On June 17, the Alliance and the Arkansas Legislative Hunger Caucus will present the 14th annual Serving Up Solutions event to raise money to support the Alliance’s mission and also to raise awareness for food resources around the state. This year’s virtual event includes an online auction, mini concerts by Arkansas artists and treats from Cocoa Belle Chocolates for ticketholders.

Members of the caucus representing both chambers and both sides of the aisle will assist with the event, delivering specially prepared meals from Trio’s restaurant and wine pairings from O’Looney’s Wine and Liquor to event sponsors and virtual attendees. Local hunger relief organizations in the communities these lawmakers represent will receive mini grants from the Alliance based partly on lawmakers' recommendations, and many have also signed up to volunteer at these pantries.
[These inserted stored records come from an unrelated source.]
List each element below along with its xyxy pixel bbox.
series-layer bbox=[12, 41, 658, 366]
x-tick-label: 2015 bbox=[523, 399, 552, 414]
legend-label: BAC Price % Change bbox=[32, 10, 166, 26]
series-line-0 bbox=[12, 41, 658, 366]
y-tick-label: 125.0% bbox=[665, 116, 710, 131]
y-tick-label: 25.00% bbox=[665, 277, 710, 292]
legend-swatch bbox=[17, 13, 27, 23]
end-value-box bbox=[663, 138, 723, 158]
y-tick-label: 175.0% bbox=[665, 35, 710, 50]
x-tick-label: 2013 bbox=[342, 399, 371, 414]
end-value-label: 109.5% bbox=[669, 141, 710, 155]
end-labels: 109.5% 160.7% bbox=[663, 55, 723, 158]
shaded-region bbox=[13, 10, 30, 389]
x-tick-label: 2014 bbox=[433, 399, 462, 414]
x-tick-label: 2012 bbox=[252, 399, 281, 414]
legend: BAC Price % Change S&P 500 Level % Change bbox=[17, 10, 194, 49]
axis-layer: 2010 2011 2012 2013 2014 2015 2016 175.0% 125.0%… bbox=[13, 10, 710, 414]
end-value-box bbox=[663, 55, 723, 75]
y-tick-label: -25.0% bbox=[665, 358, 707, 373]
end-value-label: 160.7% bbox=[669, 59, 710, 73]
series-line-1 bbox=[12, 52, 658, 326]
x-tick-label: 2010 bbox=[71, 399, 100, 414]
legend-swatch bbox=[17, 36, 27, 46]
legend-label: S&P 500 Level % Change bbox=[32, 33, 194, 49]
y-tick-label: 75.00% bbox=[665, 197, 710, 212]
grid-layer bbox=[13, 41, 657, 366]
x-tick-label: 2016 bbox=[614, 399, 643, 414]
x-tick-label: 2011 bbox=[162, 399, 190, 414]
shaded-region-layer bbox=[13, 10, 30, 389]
“Our goal has not only been to end childhood hunger, but also to put sustainable partners and programs in place that will endure the test of time,” Barker says. “I think we have accomplished that over the last 10 years, and that is the reason why local, state and national funders continue to support the NKH program.

“Hunger has many causes and consequences, and we have to go after them all.”

By the Numbers

According to Feeding America, Map the Meal Gap 2020, Arkansas is making inroads to turn the tide on childhood hunger through efforts like the No Kid Hungry campaign.

The number of food-insecure children has declined more than 19% from 2010 to 2020.

Arkansas is now the fourth highest in the nation for childhood hunger, down from first place in 2009.

A poverty rate of 17.2% mirrors the state’s overall food insecurity rate, indicating that more than one in five Arkansans struggles with both the impacts of poverty and hunger.